Share linked plans are inherently riskier than those liked to a mainstream index and here we can see them amongst the best and worst performing in the sector.

We would like to reaffirm that neither of the plans that made a loss were granted ‘Preferred’ status by Lowes.

As previously mentioned, the FTSE 100 Index, and equity markets more generally, have taken a pummelling this quarter. Resultantly, many plans that had the opportunity to ‘kick-out’ simply saw their potential maturity deferred to a later date when the potential gain will be higher.

For example, Option 2 of the Mariana Capital 10:10 Plan March 2017 had the potential to mature on the Plan’s third anniversary but didn’t due the fall in the FTSE 100 Index. Let’s say it takes four years for the FTSE to get back to where it was when the plan commenced – it will mature on its seventh anniversary with a 67% gain.
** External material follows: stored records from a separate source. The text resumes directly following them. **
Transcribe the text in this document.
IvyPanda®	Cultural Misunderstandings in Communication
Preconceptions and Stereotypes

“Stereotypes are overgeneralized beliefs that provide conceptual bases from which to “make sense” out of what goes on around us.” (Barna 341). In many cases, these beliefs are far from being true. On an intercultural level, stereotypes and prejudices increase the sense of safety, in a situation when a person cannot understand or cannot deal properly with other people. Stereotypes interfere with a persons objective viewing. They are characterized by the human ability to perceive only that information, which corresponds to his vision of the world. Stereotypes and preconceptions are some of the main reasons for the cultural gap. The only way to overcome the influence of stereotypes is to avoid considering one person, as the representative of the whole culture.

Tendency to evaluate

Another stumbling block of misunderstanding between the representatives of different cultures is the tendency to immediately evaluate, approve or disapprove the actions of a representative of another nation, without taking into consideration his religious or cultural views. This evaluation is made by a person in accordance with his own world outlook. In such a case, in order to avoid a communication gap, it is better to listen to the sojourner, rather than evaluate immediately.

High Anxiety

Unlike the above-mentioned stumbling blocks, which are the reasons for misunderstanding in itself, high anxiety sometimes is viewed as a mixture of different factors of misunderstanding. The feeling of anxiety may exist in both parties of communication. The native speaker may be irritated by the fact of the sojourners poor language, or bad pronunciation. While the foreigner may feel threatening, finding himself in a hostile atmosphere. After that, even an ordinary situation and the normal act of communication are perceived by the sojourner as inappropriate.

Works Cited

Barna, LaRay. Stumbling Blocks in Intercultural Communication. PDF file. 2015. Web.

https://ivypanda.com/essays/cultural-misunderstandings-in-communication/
More details latest tranche of the 10:10 and how to invest are available here.

These are most certainly unprecedented times. With the country in lockdown, Q2 will see us somewhat hesitantly venture into the unknown, though we hope this review provides you with some reassurance that the retail structured products sector remains fit and healthy.

In the meantime, stay home and stay safe.

Structured investments put capital at risk.

Past performance is not a guide to the future.

Disclosure of interests: Lowes has provided input into the concept, development, promotion and distribution of the 10:10. Lowes has a commercial interest in these investments as a result of its involvement. Where Lowes is involved in advice on these investments to retail clients, it will not receive benefit of any fees for its involvement, other than those fees payable by the client to Lowes. Lowes has robust systems and controls in place to ensure that it manages any actual or potential conflicts of interests in its activities.